En apprenant que le président réélu allait passer quelque temps à la Lanterne, près de Versailles, l’insoumis Alexis Corbières n’a pu s’empêcher de penser au chant révolutionnaire de 1790 qui appelle à pendre les aristocrates aux poteaux soutenant les lanternes. Pas d’appel au meurtre, bien sûr, mais un goût de la révolution rêvée par Jean-Luc Mélenchon. Et une traduction de l’ambiance dans laquelle les oppositions ont accueilli le résultat de la présidentielle. 58,54% contre 41,46% : Emmanuel Macron a remporté une nette victoire sur Marine Le Pen. Une victoire que ces oppositions, que tous les battus veulent contester et remettre en cause dans les urnes des législatives des 12 et 19 juin.
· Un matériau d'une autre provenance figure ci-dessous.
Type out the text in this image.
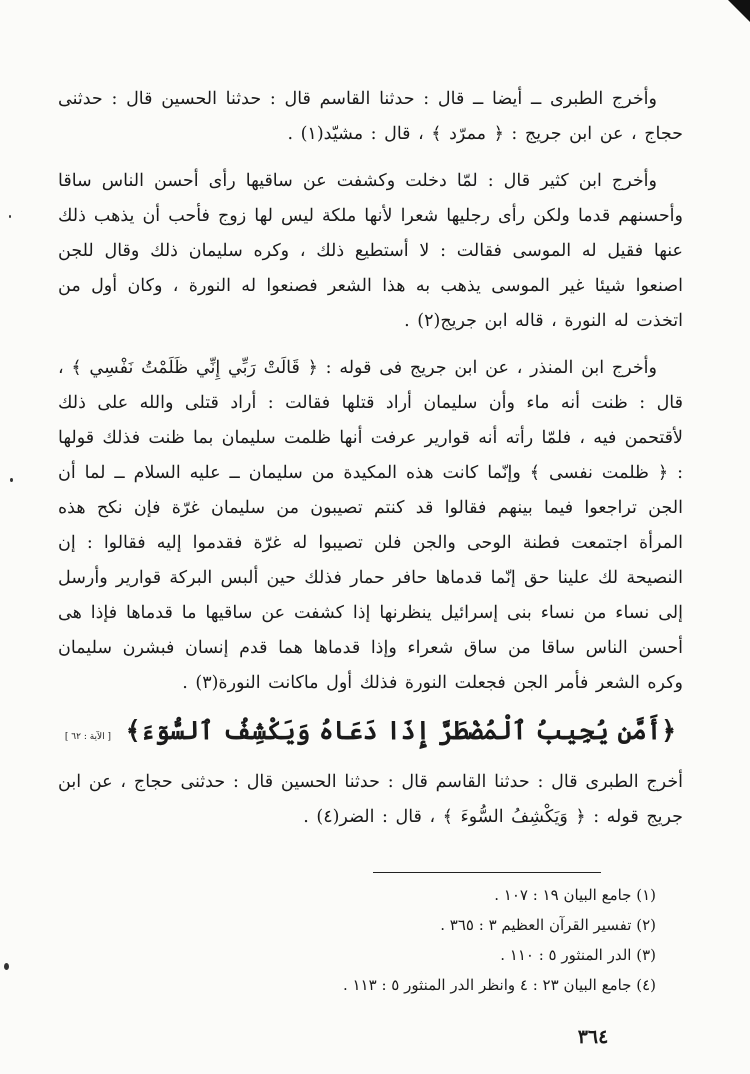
وأخرج الطبرى ــ أيضا ــ قال : حدثنا القاسم قال : حدثنا الحسين قال : حدثنى حجاج ، عن ابن جريج : ﴿ ممرّد ﴾ ، قال : مشيّد(١) .

وأخرج ابن كثير قال : لمّا دخلت وكشفت عن ساقيها رأى أحسن الناس ساقا وأحسنهم قدما ولكن رأى رجليها شعرا لأنها ملكة ليس لها زوج فأحب أن يذهب ذلك عنها فقيل له الموسى فقالت : لا أستطيع ذلك ، وكره سليمان ذلك وقال للجن اصنعوا شيئا غير الموسى يذهب به هذا الشعر فصنعوا له النورة ، وكان أول من اتخذت له النورة ، قاله ابن جريج(٢) .

وأخرج ابن المنذر ، عن ابن جريج فى قوله : ﴿ قَالَتْ رَبِّي إِنِّي ظَلَمْتُ نَفْسِي ﴾ ، قال : ظنت أنه ماء وأن سليمان أراد قتلها فقالت : أراد قتلى والله على ذلك لأقتحمن فيه ، فلمّا رأته أنه قوارير عرفت أنها ظلمت سليمان بما ظنت فذلك قولها : ﴿ ظلمت نفسى ﴾ وإنّما كانت هذه المكيدة من سليمان ــ عليه السلام ــ لما أن الجن تراجعوا فيما بينهم فقالوا قد كنتم تصيبون من سليمان غرّة فإن نكح هذه المرأة اجتمعت فطنة الوحى والجن فلن تصيبوا له غرّة فقدموا إليه فقالوا : إن النصيحة لك علينا حق إنّما قدماها حافر حمار فذلك حين ألبس البركة قوارير وأرسل إلى نساء من نساء بنى إسرائيل ينظرنها إذا كشفت عن ساقيها ما قدماها فإذا هى أحسن الناس ساقا من ساق شعراء وإذا قدماها هما قدم إنسان فبشرن سليمان وكره الشعر فأمر الجن فجعلت النورة فذلك أول ماكانت النورة(٣) .

﴿أَمَّن يُجِيبُ ٱلْمُضْطَرَّ إِذَا دَعَاهُ وَيَكْشِفُ ٱلسُّوٓءَ﴾ [ الآية : ٦٢ ]

أخرج الطبرى قال : حدثنا القاسم قال : حدثنا الحسين قال : حدثنى حجاج ، عن ابن جريج قوله : ﴿ وَيَكْشِفُ السُّوءَ ﴾ ، قال : الضر(٤) .

(١) جامع البيان ١٩ : ١٠٧ .
(٢) تفسير القرآن العظيم ٣ : ٣٦٥ .
(٣) الدر المنثور ٥ : ١١٠ .
(٤) جامع البيان ٢٣ : ٤ وانظر الدر المنثور ٥ : ١١٣ .
٣٦٤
Peut-être aussi dans la rue comme lors des quelques manifestations hostiles de dimanche soir et peut-être violentes du 1er mai.
Pour Mélenchon et Le Pen, les législatives doivent rimer avec cohabitation. Le mécontentement, la colère doivent primer sur la logique du quinquennat faite pour que l’élu ait, dans son élan vainqueur, la majorité à l’Assemblée nationale. Les insoumis visent une union-soumission des gauches autour de leur leader et de leur programme, une répartition des candidatures en fonction des résultats du premier tour. Pratiquement inacceptable pour les socialistes et les communistes mieux implantés que les insoumis et aussi pour les écologistes qui réclament la prise en compte de leur résultat aux Européennes. Difficultés semblables à l’extrême droite où le RN, vexé par les propos de Zemmour sur la huitième défaite consécutive des Le Pen, ne souhaite pas d’accord avec reconquête mais seulement avec quelques-uns de ses membres. Nul ne semble vraiment croire aux chances des extrêmes de dominer la chambre des députés. Au RN, on rêverait au moins d’un groupe parlementaire, au mieux de 50 à 60 députés.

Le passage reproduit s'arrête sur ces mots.